With increasing demands for cybersecurity and transparency, SBOM becomes increasingly important. Many industries and authorities, including the EU and USA, are now working to make SBOM a standard practice. It's no longer just about being proactive – it will soon be a requirement to comply with new laws and regulations. And just like with GDPR, the penalty amounts are set high, making it an expensive mistake to ignore the requirements.
Some regulations driving the need for SBOM
EO14028 (USA)
In May 2021, US President Biden signed an executive order (EO14028) requiring all federal agencies and their suppliers to use SBOM. The purpose is to increase transparency in software development and reduce the risk of cyberattacks.
SBOM is a central part of this, as it provides insight into which components are used and how they are managed.
NIS2 (EU)
The EU's new directive for network and information security, NIS2, places higher demands on organizations when it comes to cybersecurity. An important part is that companies must be able to show which components are included in their software and how they handle vulnerabilities. SBOM becomes an important tool here to meet the requirements.

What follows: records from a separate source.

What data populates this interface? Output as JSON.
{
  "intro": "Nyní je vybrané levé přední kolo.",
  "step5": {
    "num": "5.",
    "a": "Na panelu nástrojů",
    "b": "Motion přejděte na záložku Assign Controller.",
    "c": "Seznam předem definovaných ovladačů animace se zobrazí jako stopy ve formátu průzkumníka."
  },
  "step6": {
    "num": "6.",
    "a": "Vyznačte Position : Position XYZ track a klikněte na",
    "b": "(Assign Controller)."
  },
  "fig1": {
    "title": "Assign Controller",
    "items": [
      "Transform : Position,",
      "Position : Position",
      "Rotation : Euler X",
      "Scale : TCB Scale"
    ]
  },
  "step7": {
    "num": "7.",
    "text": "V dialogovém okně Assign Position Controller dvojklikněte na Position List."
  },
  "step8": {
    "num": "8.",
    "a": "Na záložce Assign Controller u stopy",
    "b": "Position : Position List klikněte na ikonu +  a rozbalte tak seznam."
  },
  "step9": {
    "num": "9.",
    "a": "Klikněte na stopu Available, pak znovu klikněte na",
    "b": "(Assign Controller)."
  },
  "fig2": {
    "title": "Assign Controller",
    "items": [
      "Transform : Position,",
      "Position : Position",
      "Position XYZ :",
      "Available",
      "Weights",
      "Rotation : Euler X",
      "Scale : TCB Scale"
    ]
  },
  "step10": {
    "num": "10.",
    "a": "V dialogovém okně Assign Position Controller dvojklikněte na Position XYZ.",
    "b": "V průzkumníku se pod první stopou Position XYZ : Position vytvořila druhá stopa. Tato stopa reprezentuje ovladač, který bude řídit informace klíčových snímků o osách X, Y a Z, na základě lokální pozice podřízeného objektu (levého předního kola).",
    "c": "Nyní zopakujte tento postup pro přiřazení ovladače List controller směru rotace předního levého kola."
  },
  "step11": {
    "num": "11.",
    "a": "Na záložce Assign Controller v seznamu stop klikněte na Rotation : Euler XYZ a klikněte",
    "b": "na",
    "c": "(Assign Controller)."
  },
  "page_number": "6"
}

CRA (Cyber Resilience Act, EU)
CRA is a new proposal from the EU aimed at strengthening cybersecurity for hardware and software products. According to this proposal, manufacturers and developers must be able to show that their products are secure and that they have a clear overview of all components. SBOM is a key to meeting these requirements.

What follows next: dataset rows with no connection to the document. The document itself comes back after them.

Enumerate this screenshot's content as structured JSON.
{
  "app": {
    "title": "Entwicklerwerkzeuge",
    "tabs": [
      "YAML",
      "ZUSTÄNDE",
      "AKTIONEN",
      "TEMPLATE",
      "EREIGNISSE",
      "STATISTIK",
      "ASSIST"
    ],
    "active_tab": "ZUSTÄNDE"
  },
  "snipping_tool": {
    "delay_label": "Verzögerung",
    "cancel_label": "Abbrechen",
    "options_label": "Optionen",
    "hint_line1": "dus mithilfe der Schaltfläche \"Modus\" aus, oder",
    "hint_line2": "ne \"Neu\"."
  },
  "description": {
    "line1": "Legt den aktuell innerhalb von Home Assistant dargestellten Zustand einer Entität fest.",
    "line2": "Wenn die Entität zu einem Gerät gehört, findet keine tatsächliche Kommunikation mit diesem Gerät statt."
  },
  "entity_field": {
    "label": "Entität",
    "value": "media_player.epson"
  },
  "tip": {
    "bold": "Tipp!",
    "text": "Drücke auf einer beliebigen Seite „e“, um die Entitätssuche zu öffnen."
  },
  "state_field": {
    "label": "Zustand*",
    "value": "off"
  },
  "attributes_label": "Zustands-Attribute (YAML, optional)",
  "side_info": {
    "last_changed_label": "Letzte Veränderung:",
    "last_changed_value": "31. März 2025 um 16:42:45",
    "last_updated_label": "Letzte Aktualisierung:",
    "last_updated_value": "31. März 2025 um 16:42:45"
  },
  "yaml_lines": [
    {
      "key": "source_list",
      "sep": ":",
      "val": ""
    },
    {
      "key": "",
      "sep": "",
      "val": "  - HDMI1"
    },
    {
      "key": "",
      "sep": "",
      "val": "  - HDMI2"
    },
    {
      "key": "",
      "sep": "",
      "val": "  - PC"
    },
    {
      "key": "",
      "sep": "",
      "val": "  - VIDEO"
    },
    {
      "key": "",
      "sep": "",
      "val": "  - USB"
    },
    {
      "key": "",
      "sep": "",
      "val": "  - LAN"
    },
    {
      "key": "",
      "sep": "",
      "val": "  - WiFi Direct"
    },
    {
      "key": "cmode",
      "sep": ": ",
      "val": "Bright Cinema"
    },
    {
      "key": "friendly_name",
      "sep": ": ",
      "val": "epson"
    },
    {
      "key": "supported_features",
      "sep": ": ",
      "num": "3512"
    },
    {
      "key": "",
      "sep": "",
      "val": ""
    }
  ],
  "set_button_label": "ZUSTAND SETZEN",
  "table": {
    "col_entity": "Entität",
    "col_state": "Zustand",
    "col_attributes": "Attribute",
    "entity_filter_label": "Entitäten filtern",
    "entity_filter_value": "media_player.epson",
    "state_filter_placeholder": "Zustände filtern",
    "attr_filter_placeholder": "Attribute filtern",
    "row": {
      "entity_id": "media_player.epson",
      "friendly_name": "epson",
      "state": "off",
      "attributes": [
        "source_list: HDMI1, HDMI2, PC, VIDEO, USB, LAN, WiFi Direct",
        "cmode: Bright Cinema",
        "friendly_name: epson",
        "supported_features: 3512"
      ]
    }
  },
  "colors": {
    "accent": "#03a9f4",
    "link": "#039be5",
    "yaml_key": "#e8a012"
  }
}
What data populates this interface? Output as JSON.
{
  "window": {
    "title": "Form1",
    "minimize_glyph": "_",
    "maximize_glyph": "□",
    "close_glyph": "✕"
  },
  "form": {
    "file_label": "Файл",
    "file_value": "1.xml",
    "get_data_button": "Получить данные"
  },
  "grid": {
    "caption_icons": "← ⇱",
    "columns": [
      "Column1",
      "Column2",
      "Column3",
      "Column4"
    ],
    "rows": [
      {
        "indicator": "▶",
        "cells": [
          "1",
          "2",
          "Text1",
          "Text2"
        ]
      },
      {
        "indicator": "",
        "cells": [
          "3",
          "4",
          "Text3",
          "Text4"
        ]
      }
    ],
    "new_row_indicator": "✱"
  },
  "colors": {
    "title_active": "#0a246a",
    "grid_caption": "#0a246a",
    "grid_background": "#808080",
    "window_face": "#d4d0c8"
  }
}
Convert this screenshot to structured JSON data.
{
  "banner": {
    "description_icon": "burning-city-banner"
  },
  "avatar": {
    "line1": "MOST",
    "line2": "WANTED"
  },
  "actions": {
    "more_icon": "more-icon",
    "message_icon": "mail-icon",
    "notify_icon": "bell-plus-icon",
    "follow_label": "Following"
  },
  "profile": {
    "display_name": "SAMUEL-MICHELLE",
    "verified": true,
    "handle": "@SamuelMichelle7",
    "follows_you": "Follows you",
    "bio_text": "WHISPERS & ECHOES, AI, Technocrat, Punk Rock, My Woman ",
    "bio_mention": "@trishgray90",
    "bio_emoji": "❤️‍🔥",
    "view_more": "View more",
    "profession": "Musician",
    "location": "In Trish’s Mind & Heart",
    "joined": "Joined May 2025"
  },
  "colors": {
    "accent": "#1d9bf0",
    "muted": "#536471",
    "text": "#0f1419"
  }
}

DORA (Digital Operational Resilience Act, EU)
DORA focuses on strengthening the financial sector's resilience against cyber threats. Part of this is that organizations must be able to demonstrate transparency and responsibility for the software components they use. SBOM becomes an important part of meeting the requirements here.

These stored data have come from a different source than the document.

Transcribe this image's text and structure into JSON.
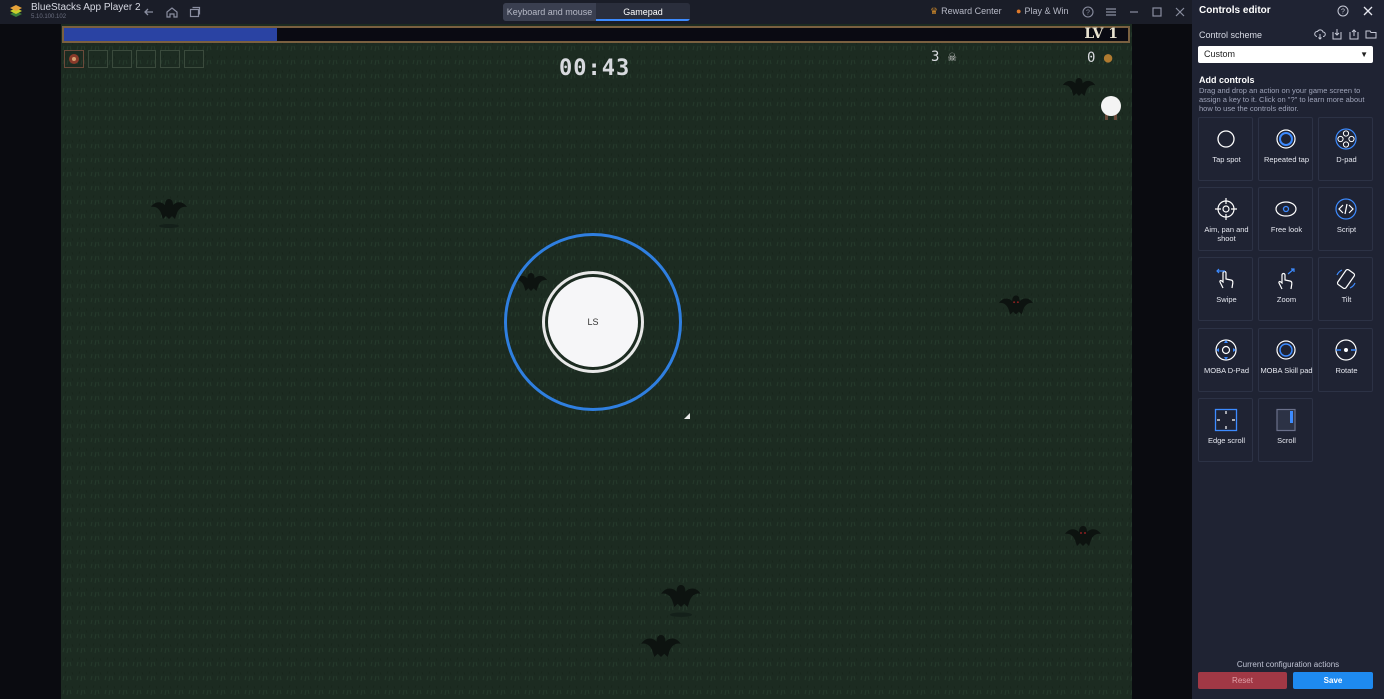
{
  "window": {
    "title": "BlueStacks App Player 2",
    "version": "5.10.100.102"
  },
  "mode_tabs": {
    "keyboard_mouse": "Keyboard and mouse",
    "gamepad": "Gamepad",
    "active": "gamepad"
  },
  "titlebar": {
    "reward_center": "Reward Center",
    "play_win": "Play & Win"
  },
  "game": {
    "level": "LV 1",
    "timer": "00:43",
    "kills": "3",
    "coins": "0",
    "xp_progress": 0.2,
    "joystick_label": "LS"
  },
  "panel": {
    "title": "Controls editor",
    "scheme_label": "Control scheme",
    "scheme_value": "Custom",
    "add_controls_title": "Add controls",
    "add_controls_desc": "Drag and drop an action on your game screen to assign a key to it. Click on \"?\" to learn more about how to use the controls editor.",
    "controls": [
      {
        "label": "Tap spot",
        "icon": "tap-spot-icon"
      },
      {
        "label": "Repeated tap",
        "icon": "repeated-tap-icon"
      },
      {
        "label": "D-pad",
        "icon": "d-pad-icon"
      },
      {
        "label": "Aim, pan and shoot",
        "icon": "aim-pan-shoot-icon"
      },
      {
        "label": "Free look",
        "icon": "free-look-icon"
      },
      {
        "label": "Script",
        "icon": "script-icon"
      },
      {
        "label": "Swipe",
        "icon": "swipe-icon"
      },
      {
        "label": "Zoom",
        "icon": "zoom-icon"
      },
      {
        "label": "Tilt",
        "icon": "tilt-icon"
      },
      {
        "label": "MOBA D-Pad",
        "icon": "moba-d-pad-icon"
      },
      {
        "label": "MOBA Skill pad",
        "icon": "moba-skill-pad-icon"
      },
      {
        "label": "Rotate",
        "icon": "rotate-icon"
      },
      {
        "label": "Edge scroll",
        "icon": "edge-scroll-icon"
      },
      {
        "label": "Scroll",
        "icon": "scroll-icon"
      }
    ],
    "config_label": "Current configuration actions",
    "reset_label": "Reset",
    "save_label": "Save"
  },
  "colors": {
    "accent": "#1e8af0",
    "joystick_ring": "#2f7fe0",
    "reset": "#a13845",
    "panel_bg": "#1f2333",
    "xp_fill": "#2a43a3"
  }
}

Why SBOM becomes a necessity
The impact of vulnerabilities in software has become so extensive that legislators and authorities can no longer ignore the problem. Cyberattacks that exploit vulnerabilities in software components have caused major damage, both economically and to socially important functions. Therefore, the software industry is now being regulated in a way that has not happened before.
SBOM is a central part of this, as it provides transparency and responsibility for the components used and delivered. By using SBOM, organizations can not only improve their security but also build trust and meet future regulations.
The future with SBOM
With these new laws and directives, it is clear that SBOM is no longer a voluntary "nice-to-have" – it becomes a necessity. Companies that do not adapt risk not only large fines but also losing trust with customers and partners.
Starting to work with SBOM now is therefore not only a way to improve security, but also an investment in being ready for the future.
SBOM is here to stay, and those who take it seriously will be better prepared for the challenges ahead. If you haven't started working with SBOM yet, a tip is to start right away.